This guide is for you if you want to migrate a mailing list to Discourse.
This guide is still a work in progress!
1. Importing using Docker container
This is the recommended way for importing content from your mailing lists into Discourse.
1.1. Installing Discourse
Install Discourse by following the official installation guide.
Afterwards it’s a good idea to go to the Admin section and configure a few settings:
- Enable
login_required
if imported topics shouldn’t be visible to the public
- Enable
hide_user_profiles_from_public
if user profiles shouldn’t be visible to the public.
- Disable
download_remote_images_to_local
if you don’t want Discourse to download images embedded in posts.
- Enable
disable_edit_notifications
if you enabled download_remote_images_to_local
and don’t want your users to get lots of notifications about posts edited by the system user.
- Change the value of
slug_generation_method
if most of the topic titles use characters which shouldn’t be mapped to ASCII (e.g. Arabic). See this post for more information.
The following steps assume that you installed Discourse on Ubuntu and that you are connected to the machine via SSH or have direct access to the machine’s terminal.
1.2. Preparing the Docker container
Copy the container configuration file app.yml
to import.yml
and edit it with your favorite editor.
cd /var/discourse
cp containers/app.yml containers/import.yml
nano containers/import.yml
Add - "templates/import/mbox.template.yml"
to the list of templates. Afterwards it should look something like this:
templates:
- "templates/postgres.template.yml"
- "templates/redis.template.yml"
- "templates/web.template.yml"
- "templates/web.ratelimited.template.yml"
## Uncomment these two lines if you wish to add Lets Encrypt (https)
#- "templates/web.ssl.template.yml"
#- "templates/web.letsencrypt.ssl.template.yml"
- "templates/import/mbox.template.yml"
That’s it. You can save the file, close the editor and build the container.
/var/discourse/launcher stop app
/var/discourse/launcher rebuild import
Building the container creates an import
directory within the container’s shared directory. It looks like this:
/var/discourse/shared/standalone/import
├── data
└── settings.yml
1.3. Configuring the importer
You can configure the importer by editing the example settings.yml
file that has been copied into the import
directory.
nano /var/discourse/shared/standalone/import/settings.yml
The settings file is well documented and comes with sensible defaults, but here are a few tips anyway:
-
The settings file contains multiple examples on how to split data files:
- mbox files usually are separated by a
From
header.
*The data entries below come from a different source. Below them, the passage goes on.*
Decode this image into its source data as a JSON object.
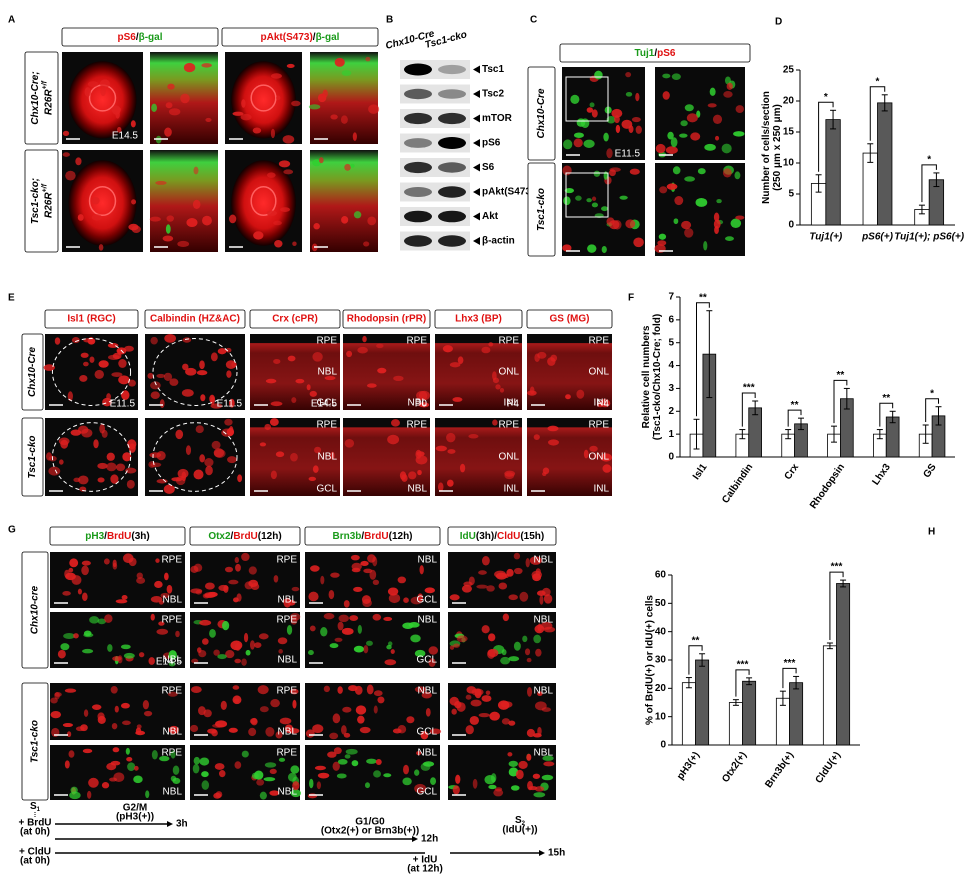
{
  "panels": {
    "A": {
      "label": "A",
      "headers": [
        [
          {
            "text": "pS6",
            "color": "#e01010"
          },
          {
            "text": "/",
            "color": "#000000"
          },
          {
            "text": "β-gal",
            "color": "#1a9a1a"
          }
        ],
        [
          {
            "text": "pAkt(S473)",
            "color": "#e01010"
          },
          {
            "text": "/",
            "color": "#000000"
          },
          {
            "text": "β-gal",
            "color": "#1a9a1a"
          }
        ]
      ],
      "rows": [
        {
          "line1": "Chx10-Cre;",
          "line2": "R26R",
          "sup": "+/f"
        },
        {
          "line1": "Tsc1-cko;",
          "line2": "R26R",
          "sup": "+/f"
        }
      ],
      "stage": "E14.5"
    },
    "B": {
      "label": "B",
      "columns": [
        "Chx10-Cre",
        "Tsc1-cko"
      ],
      "bands": [
        "Tsc1",
        "Tsc2",
        "mTOR",
        "pS6",
        "S6",
        "pAkt(S473)",
        "Akt",
        "β-actin"
      ]
    },
    "C": {
      "label": "C",
      "header": [
        {
          "text": "Tuj1",
          "color": "#1a9a1a"
        },
        {
          "text": "/",
          "color": "#000000"
        },
        {
          "text": "pS6",
          "color": "#e01010"
        }
      ],
      "rows": [
        "Chx10-Cre",
        "Tsc1-cko"
      ],
      "stage": "E11.5"
    },
    "D": {
      "label": "D"
    },
    "E": {
      "label": "E",
      "headers": [
        "Isl1 (RGC)",
        "Calbindin (HZ&AC)",
        "Crx (cPR)",
        "Rhodopsin (rPR)",
        "Lhx3 (BP)",
        "GS (MG)"
      ],
      "rows": [
        "Chx10-Cre",
        "Tsc1-cko"
      ],
      "stages": [
        "E11.5",
        "E11.5",
        "E14.5",
        "P0",
        "P4",
        "P4"
      ],
      "layers": [
        [],
        [],
        [
          "RPE",
          "NBL",
          "GCL"
        ],
        [
          "RPE",
          "NBL"
        ],
        [
          "RPE",
          "ONL",
          "INL"
        ],
        [
          "RPE",
          "ONL",
          "INL"
        ]
      ]
    },
    "F": {
      "label": "F"
    },
    "G": {
      "label": "G",
      "headers": [
        [
          {
            "text": "pH3",
            "color": "#1a9a1a"
          },
          {
            "text": "/",
            "color": "#000000"
          },
          {
            "text": "BrdU",
            "color": "#e01010"
          },
          {
            "text": "(3h)",
            "color": "#000000"
          }
        ],
        [
          {
            "text": "Otx2",
            "color": "#1a9a1a"
          },
          {
            "text": "/",
            "color": "#000000"
          },
          {
            "text": "BrdU",
            "color": "#e01010"
          },
          {
            "text": "(12h)",
            "color": "#000000"
          }
        ],
        [
          {
            "text": "Brn3b",
            "color": "#1a9a1a"
          },
          {
            "text": "/",
            "color": "#000000"
          },
          {
            "text": "BrdU",
            "color": "#e01010"
          },
          {
            "text": "(12h)",
            "color": "#000000"
          }
        ],
        [
          {
            "text": "IdU",
            "color": "#1a9a1a"
          },
          {
            "text": "(3h)/",
            "color": "#000000"
          },
          {
            "text": "CldU",
            "color": "#e01010"
          },
          {
            "text": "(15h)",
            "color": "#000000"
          }
        ]
      ],
      "rows": [
        "Chx10-cre",
        "Tsc1-cko"
      ],
      "stage": "E14.5",
      "layers": [
        [
          "RPE",
          "NBL"
        ],
        [
          "RPE",
          "NBL"
        ],
        [
          "NBL",
          "GCL"
        ],
        [
          "NBL"
        ]
      ]
    },
    "H": {
      "label": "H"
    }
  },
  "timeline": {
    "s1": {
      "main": "S",
      "sub": "1"
    },
    "brdu": [
      "+ BrdU",
      "(at 0h)"
    ],
    "cldu": [
      "+ CldU",
      "(at 0h)"
    ],
    "g2m": [
      "G2/M",
      "(pH3(+))"
    ],
    "t3": "3h",
    "g1": [
      "G1/G0",
      "(Otx2(+) or Brn3b(+))"
    ],
    "t12": "12h",
    "idu": [
      "+ IdU",
      "(at 12h)"
    ],
    "s2": {
      "main": "S",
      "sub": "2",
      "note": "(IdU(+))"
    },
    "t15": "15h"
  },
  "chart_data": [
    {
      "type": "bar",
      "ylabel": [
        "Number of cells/section",
        "(250 μm x 250 μm)"
      ],
      "categories": [
        "Tuj1(+)",
        "pS6(+)",
        "Tuj1(+); pS6(+)"
      ],
      "series": [
        {
          "color": "#ffffff",
          "values": [
            6.7,
            11.6,
            2.5
          ],
          "errors": [
            1.4,
            1.5,
            0.7
          ]
        },
        {
          "color": "#595959",
          "values": [
            17,
            19.7,
            7.3
          ],
          "errors": [
            1.5,
            1.3,
            1.1
          ]
        }
      ],
      "annotations": [
        "*",
        "*",
        "*"
      ],
      "ylim": [
        0,
        25
      ],
      "yticks": [
        0,
        5,
        10,
        15,
        20,
        25
      ]
    },
    {
      "type": "bar",
      "ylabel": [
        "Relative cell numbers",
        "(Tsc1-cko/Chx10-Cre; fold)"
      ],
      "categories": [
        "Isl1",
        "Calbindin",
        "Crx",
        "Rhodopsin",
        "Lhx3",
        "GS"
      ],
      "series": [
        {
          "color": "#ffffff",
          "values": [
            1,
            1,
            1,
            1,
            1,
            1
          ],
          "errors": [
            0.65,
            0.2,
            0.2,
            0.35,
            0.2,
            0.4
          ]
        },
        {
          "color": "#595959",
          "values": [
            4.5,
            2.15,
            1.45,
            2.55,
            1.75,
            1.8
          ],
          "errors": [
            1.9,
            0.3,
            0.25,
            0.45,
            0.25,
            0.4
          ]
        }
      ],
      "annotations": [
        "**",
        "***",
        "**",
        "**",
        "**",
        "*"
      ],
      "ylim": [
        0,
        7
      ],
      "yticks": [
        0,
        1,
        2,
        3,
        4,
        5,
        6,
        7
      ]
    },
    {
      "type": "bar",
      "ylabel": [
        "% of BrdU(+) or IdU(+) cells"
      ],
      "categories": [
        "pH3(+)",
        "Otx2(+)",
        "Brn3b(+)",
        "CldU(+)"
      ],
      "series": [
        {
          "color": "#ffffff",
          "values": [
            22,
            15,
            16.5,
            35
          ],
          "errors": [
            1.8,
            1,
            2.5,
            1
          ]
        },
        {
          "color": "#595959",
          "values": [
            30,
            22.5,
            22,
            57
          ],
          "errors": [
            2.2,
            1.2,
            2.2,
            1.2
          ]
        }
      ],
      "annotations": [
        "**",
        "***",
        "***",
        "***"
      ],
      "ylim": [
        0,
        60
      ],
      "yticks": [
        0,
        10,
        20,
        30,
        40,
        50,
        60
      ]
    }
  ]
}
Choose a regular expression that works for your files.
- If each of your files contains only one message, set the
split_regex
to an empty string.
- There’s also an example for files for the popular Listserv mailing list software.
-
prefer_html
allows you to configure if the import should use the HTML part of emails when it exists. You should choose what suits you best – it heavily depends on the emails sent to your mailing list.
-
By default each user imported from the mailing list is created as staged user. You can disable that behaviour by setting staged
to false
.
-
If your emails do not contain a Message-ID
header (like messages stored by Listserv), you should enable the group_messages_by_subject
setting.
1.4. Prepare files
Each subdirectory of /var/discourse/shared/standalone/import/data
gets imported as its own category and each directory should contain the data files you want to import. The file names of those do not matter.
Example: The import
directory should look like this if you want to import two mailing lists with multiple mbox files:
/var/discourse/shared/standalone/import
├── data
│ ├── list 1
│ │ ├── foo
│ │ ├── bar
│ ├── list 2
│ │ ├── 2017-12.mbox
│ │ ├── 2018-01.mbox
└── settings.yml
1.5. Executing the import script
Tip: It’s a good idea to start the import inside a tmux or screen session so that you can reconnect to the session in case of SSH connection loss.
Let’s start the import by entering the Docker container and launching the import script inside the Docker container.
/var/discourse/launcher enter import
import_mbox.sh # inside the Docker container
Depending on the size of your mailing lists it’s now time for some or
The import script will show you a message like this when it’s finished: Done (00h 26min 52sec)
Tip: You can abort the import anytime you want by pressing Ctrl+C
When you restart the import it will continue where it left off.
You can exit and stop the Docker container after the import has finished.
exit # inside the Docker container
/var/discourse/launcher stop import
1.6. Starting Discourse
Let’s start the app container and take a look at the imported data.
/var/discourse/launcher start app
Discourse will start and Sidekiq will begin post-processing all the imported posts. This can take a considerate amount of time. You can watch the progress by logging in as admin and visiting http://discourse.example.com/sidekiq
1.7. Clean up
So, you are satisfied with the result of the import and want to free some disk space? The following commands will delete the Docker container used for importing as well as all the files used during the import.
/var/discourse/launcher destroy import
rm /var/discourse/containers/import.yml
rm -R /var/discourse/shared/standalone/import
1.8. The End
Now it’s time to celebrate and enjoy your new Discourse instance!